Andrade Gutierrez, the company overseeing construction, stopped work on Saturday as a mark of respect.
The scathing prosecutor’s office report said there had been violations of "health and safety worker protection norms" at the venue, with "serious problems" surrounding the safety of those working high above the ground.
It called for all "necessary measures to prevent serious and imminent risk" to worker safety, including ensuring that all scaffolding was properly fixed in place and warned: "The public prosecutor's office cannot allow the urgency of finishing a construction for the 2014 World Cup to be taken care of at the cost of the life and well-being of those working on it."
Construction union leader Cicero Custodio had earlier said workers were being “ill-treated” and would strike if conditions were not improved.
"It is disgraceful that lives are being put at risk through working night shifts at dangerous sites to make construction deadlines," he said.
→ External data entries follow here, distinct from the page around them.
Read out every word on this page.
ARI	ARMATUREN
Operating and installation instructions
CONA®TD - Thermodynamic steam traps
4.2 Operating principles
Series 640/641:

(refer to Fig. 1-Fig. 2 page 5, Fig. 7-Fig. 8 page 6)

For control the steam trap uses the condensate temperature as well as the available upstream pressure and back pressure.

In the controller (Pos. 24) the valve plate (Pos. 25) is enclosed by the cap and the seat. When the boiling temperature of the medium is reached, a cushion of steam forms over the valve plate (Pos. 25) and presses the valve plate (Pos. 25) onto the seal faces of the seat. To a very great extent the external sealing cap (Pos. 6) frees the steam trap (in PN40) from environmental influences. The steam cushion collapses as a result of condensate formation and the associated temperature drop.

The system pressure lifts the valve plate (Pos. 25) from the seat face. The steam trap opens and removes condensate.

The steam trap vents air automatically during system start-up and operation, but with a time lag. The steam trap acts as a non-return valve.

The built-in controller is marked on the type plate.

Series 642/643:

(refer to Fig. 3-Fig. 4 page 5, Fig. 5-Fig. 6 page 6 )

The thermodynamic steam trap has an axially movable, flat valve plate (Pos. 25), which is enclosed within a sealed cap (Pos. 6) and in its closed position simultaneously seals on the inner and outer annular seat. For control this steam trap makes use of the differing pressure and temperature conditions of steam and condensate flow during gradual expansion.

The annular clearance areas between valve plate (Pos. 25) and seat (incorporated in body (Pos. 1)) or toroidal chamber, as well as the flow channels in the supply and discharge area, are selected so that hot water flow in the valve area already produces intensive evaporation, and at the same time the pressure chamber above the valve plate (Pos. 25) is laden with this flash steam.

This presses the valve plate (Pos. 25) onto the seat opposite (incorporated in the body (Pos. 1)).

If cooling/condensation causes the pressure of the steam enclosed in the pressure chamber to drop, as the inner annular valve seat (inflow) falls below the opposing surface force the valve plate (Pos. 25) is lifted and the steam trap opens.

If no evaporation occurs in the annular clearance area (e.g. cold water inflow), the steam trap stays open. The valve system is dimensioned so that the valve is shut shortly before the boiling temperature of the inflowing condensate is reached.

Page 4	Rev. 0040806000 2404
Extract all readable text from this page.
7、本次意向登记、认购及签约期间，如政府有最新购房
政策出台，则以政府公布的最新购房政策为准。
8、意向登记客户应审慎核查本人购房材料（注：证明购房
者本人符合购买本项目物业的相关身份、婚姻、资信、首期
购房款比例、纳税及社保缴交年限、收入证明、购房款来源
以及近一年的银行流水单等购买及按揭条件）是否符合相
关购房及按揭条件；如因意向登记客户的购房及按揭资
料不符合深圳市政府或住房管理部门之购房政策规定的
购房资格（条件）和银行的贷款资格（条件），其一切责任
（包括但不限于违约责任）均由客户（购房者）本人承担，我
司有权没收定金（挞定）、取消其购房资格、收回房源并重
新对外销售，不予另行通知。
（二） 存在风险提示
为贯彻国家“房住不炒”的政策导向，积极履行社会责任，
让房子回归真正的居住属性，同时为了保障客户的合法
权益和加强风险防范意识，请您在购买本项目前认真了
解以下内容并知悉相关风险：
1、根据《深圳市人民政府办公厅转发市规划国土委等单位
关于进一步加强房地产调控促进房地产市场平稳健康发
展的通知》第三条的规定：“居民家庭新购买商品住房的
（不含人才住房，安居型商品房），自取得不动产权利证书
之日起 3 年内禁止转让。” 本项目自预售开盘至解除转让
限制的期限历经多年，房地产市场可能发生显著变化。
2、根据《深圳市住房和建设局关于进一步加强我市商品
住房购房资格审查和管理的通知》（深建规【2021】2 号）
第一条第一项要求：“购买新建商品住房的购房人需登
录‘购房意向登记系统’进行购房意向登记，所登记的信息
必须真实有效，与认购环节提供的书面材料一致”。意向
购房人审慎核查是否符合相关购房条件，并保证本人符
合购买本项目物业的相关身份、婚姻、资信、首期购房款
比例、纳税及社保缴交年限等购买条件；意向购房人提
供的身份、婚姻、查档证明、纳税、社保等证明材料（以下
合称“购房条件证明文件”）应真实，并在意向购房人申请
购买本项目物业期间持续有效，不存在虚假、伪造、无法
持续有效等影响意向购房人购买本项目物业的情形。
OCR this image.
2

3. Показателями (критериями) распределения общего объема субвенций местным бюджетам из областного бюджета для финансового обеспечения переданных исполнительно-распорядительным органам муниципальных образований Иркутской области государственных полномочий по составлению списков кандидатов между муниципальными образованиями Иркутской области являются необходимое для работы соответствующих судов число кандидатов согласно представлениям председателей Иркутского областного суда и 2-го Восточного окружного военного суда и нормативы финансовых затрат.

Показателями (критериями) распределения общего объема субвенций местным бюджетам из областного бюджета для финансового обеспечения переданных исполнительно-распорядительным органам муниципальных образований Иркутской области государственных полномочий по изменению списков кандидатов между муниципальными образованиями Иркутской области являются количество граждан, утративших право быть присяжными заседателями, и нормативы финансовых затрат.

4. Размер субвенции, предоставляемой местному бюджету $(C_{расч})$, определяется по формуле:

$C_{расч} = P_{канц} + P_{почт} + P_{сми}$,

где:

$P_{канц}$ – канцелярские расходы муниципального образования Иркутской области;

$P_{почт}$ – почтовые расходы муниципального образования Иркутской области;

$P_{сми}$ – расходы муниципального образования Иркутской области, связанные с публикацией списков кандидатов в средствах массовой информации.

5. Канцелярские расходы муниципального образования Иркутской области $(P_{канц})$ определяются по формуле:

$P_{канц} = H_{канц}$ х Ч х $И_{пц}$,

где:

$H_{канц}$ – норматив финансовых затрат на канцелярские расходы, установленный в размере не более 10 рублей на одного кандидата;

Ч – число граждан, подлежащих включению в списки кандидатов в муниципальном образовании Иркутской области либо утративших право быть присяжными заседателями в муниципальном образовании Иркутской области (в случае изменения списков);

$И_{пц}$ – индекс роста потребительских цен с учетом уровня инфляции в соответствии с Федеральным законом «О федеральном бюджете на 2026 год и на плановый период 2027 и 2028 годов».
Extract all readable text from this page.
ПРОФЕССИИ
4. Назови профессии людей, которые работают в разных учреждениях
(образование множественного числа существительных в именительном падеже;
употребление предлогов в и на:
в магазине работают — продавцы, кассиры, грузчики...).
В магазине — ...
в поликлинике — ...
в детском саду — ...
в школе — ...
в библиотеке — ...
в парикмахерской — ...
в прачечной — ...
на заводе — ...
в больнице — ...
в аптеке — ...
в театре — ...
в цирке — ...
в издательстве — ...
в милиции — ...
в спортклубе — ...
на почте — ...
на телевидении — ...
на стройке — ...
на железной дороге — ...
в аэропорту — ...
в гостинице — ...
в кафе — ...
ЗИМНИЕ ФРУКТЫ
Also on Saturday, the BBC reported that a person working on a site near the Arena Amazonia had died of a heart attack.
Jose Antonio da Silva Nascimento, 49, was "overworked" according to his family. "He worked from Sunday to Sunday," sister-in-law Priscila Soares told O Globo newspaper.
In November, two people died when a crane collapsed on part of the stadium that will host the 2014 World Cup opener in Brazil.